To calculate the same cost for the frontier models, I ran the prompt against Claude Sonnet 4.6 in GitHub Copilot and compared my usage percentage before and after. I took this as a percentage of my monthly subscription fee to get the estimated cost to complete the same task. I did this estimation on the first of the month, so my starting percentage was low:

(percentage after inference - initial percentage) * subscription fee

(.007 - .004) * $10 = 3¢

The cost to complete this task using a frontier model was 3¢

These numbers are just estimates, but I think they can be helpful in drawing the following broad conclusions:

Frontier models cost a tenth of the price of running your own hardware
They complete tasks in 1-2% of the time, and;
The results are much better and require less human oversight to get good outputs

And this is just for inference.
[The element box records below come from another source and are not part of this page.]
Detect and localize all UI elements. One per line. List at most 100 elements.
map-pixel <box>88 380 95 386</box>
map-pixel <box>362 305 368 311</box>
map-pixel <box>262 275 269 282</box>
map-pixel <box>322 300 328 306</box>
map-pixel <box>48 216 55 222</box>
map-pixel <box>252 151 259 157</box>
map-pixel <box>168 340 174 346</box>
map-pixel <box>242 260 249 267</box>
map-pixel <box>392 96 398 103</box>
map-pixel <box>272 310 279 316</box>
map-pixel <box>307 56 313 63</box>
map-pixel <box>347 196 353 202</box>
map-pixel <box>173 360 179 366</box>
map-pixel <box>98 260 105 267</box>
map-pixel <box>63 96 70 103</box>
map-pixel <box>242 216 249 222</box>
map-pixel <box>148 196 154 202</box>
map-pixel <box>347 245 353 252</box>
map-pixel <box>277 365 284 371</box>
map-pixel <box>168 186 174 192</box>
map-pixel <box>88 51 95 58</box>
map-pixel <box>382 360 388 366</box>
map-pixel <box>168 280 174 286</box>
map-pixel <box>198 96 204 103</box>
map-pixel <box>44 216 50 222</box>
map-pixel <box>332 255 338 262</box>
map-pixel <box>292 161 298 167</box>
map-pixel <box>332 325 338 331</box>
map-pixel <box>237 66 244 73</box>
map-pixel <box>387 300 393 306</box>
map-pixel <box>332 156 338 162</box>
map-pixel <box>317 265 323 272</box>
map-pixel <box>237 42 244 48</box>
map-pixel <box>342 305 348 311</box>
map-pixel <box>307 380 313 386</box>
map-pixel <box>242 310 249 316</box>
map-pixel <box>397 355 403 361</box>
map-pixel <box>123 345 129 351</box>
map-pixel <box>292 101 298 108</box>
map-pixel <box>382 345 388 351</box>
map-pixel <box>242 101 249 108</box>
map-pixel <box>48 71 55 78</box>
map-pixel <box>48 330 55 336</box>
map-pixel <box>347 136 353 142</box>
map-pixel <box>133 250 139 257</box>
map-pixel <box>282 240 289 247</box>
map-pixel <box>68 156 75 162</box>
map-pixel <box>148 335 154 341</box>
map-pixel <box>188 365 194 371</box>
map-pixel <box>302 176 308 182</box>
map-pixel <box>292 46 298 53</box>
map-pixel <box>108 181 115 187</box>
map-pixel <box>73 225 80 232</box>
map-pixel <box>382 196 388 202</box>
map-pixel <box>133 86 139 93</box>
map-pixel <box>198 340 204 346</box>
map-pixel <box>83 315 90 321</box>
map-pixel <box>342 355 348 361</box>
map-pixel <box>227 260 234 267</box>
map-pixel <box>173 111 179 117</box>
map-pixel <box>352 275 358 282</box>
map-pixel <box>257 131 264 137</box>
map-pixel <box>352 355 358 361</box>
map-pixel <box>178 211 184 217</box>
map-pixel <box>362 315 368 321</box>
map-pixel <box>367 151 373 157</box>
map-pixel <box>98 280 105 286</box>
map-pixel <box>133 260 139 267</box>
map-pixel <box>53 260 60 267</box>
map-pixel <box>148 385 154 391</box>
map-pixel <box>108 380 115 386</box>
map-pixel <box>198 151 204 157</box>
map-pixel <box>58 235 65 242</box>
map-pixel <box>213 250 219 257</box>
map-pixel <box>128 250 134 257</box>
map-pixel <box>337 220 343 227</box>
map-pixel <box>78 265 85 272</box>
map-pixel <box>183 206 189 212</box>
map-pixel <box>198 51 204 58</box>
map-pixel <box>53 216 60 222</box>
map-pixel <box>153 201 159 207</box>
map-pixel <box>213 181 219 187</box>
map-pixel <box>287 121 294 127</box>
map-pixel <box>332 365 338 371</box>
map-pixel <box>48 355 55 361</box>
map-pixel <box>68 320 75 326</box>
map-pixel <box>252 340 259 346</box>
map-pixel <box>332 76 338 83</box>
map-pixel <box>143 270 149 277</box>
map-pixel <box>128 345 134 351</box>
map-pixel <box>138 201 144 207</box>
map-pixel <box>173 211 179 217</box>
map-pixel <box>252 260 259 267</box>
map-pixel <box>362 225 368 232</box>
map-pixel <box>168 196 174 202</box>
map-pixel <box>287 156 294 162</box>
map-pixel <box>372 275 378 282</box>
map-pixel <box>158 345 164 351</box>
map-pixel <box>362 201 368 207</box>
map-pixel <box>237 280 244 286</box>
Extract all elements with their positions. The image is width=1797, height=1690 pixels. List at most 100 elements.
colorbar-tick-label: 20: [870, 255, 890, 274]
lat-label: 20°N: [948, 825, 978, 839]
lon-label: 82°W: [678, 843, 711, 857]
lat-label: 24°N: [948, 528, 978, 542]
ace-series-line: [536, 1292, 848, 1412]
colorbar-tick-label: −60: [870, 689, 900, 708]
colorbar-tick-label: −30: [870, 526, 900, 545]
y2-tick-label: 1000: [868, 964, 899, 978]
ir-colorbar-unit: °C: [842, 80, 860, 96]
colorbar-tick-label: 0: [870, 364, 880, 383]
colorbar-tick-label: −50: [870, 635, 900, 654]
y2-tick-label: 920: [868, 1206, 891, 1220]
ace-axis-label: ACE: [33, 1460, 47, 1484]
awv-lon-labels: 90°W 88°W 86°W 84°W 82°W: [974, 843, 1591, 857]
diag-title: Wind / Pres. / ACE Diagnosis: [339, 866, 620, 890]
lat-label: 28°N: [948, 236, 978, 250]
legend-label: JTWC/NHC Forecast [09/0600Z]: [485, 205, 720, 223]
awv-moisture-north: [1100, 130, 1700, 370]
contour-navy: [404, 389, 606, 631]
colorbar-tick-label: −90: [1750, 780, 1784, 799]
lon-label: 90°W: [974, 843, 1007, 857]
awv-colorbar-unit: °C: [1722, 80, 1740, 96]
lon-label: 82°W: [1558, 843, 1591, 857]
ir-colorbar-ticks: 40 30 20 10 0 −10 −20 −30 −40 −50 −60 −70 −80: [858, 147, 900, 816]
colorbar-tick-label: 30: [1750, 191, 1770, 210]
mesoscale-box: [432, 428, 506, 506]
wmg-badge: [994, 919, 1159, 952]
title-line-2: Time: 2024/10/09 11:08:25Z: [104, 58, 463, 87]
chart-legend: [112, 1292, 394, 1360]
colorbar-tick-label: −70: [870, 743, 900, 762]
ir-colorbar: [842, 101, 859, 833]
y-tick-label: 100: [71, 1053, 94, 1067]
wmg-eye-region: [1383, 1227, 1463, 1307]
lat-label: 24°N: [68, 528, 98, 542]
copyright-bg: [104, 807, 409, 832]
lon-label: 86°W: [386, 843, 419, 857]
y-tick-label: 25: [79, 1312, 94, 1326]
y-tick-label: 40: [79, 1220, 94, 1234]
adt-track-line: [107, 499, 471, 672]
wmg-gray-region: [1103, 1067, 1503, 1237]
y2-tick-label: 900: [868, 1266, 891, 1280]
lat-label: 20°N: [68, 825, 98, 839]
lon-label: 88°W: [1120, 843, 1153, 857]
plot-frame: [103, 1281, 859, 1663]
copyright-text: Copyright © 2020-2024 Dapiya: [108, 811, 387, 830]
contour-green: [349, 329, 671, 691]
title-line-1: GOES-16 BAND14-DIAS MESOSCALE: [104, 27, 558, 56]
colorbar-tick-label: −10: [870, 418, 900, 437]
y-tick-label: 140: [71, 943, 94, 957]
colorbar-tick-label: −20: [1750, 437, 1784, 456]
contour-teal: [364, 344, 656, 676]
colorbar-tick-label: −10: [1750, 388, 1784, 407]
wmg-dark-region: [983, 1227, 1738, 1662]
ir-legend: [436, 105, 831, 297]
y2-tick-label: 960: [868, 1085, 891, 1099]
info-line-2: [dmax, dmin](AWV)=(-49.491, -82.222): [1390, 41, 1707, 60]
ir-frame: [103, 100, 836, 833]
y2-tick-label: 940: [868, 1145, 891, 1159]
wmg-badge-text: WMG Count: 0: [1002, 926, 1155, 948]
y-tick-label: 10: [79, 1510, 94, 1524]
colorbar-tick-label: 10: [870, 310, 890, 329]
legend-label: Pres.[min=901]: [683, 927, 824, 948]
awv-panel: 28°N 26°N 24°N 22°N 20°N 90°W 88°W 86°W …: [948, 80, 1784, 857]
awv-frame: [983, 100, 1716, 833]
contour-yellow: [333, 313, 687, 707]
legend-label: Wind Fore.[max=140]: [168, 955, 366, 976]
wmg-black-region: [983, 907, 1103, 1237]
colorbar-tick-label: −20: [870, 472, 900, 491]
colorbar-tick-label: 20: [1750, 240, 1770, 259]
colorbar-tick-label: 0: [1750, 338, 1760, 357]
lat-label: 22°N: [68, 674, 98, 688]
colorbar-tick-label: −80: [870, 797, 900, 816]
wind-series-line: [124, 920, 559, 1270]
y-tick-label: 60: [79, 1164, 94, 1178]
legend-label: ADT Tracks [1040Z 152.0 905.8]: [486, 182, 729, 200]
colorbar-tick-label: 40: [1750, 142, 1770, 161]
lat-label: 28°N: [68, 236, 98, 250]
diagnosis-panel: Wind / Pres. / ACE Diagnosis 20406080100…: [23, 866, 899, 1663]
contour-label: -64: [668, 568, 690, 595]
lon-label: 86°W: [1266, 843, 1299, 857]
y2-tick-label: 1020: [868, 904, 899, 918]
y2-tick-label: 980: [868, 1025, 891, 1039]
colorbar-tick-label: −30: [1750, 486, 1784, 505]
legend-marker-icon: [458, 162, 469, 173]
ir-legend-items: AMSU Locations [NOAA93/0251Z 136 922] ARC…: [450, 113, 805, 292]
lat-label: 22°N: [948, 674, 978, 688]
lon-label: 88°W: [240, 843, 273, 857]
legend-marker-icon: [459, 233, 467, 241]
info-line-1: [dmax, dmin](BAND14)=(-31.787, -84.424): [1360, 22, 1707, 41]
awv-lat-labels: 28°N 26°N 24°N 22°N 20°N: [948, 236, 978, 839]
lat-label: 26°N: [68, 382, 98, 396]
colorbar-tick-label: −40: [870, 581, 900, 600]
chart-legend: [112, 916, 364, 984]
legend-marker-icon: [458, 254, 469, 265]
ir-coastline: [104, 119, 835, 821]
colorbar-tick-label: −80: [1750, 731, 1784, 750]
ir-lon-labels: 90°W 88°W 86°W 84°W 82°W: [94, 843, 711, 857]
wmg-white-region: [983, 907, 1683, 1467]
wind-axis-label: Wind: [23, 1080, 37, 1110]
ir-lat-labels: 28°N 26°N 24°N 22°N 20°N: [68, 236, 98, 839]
Some reports show that OpenAI spends more than double it’s inference compute on R&D. That cost differential really raises questions about how OpenAI and Anthropic are providing these services so cheaply.

Wild Speculation and Unfounded Predictions

It's been widely reported and debated whether and how much Anthropic and OpenAI are subsidizing inference to drive adoption and win market share.

Given how much faster and more accurate their models are than what can reasonably be run locally, I'm convinced that these companies are selling inference at a loss. Even if cost were equivalent, their models are better at coding than open models. It's not possible at this time to match the productivity gain of frontier models without paying Anthropic or OpenAI.

If that's true, it could indicate that we're in an AI bubble and that the current state of access to frontier models is at risk of collapse or inflation. Both Anthropic and OpenAI are rushing for market share, using inference as a loss leader. What happens then, when the market is fully saturated? The cost of these models will creep up slowly over time. Small companies or independent engineers will only be able to afford the enshittified version of these tools and they won't be able to keep up.

It’s actually already starting to happen. While working in this experiment, Microsoft announced that GitHub Copilot is moving to usage-based billing.

Meanwhile, Even now, it's essentially impossible for an individual engineer to run their own models and keep their skills on par with the rest of the software engineering industry.

Therefore, it behooves engineering leaders and individual contributors to diversify their tool and model adoption. That means developing tools and features that are model agnostic, and building engineering practices that are tool agnostic. It's our only hope of avoiding a future AI duopoly.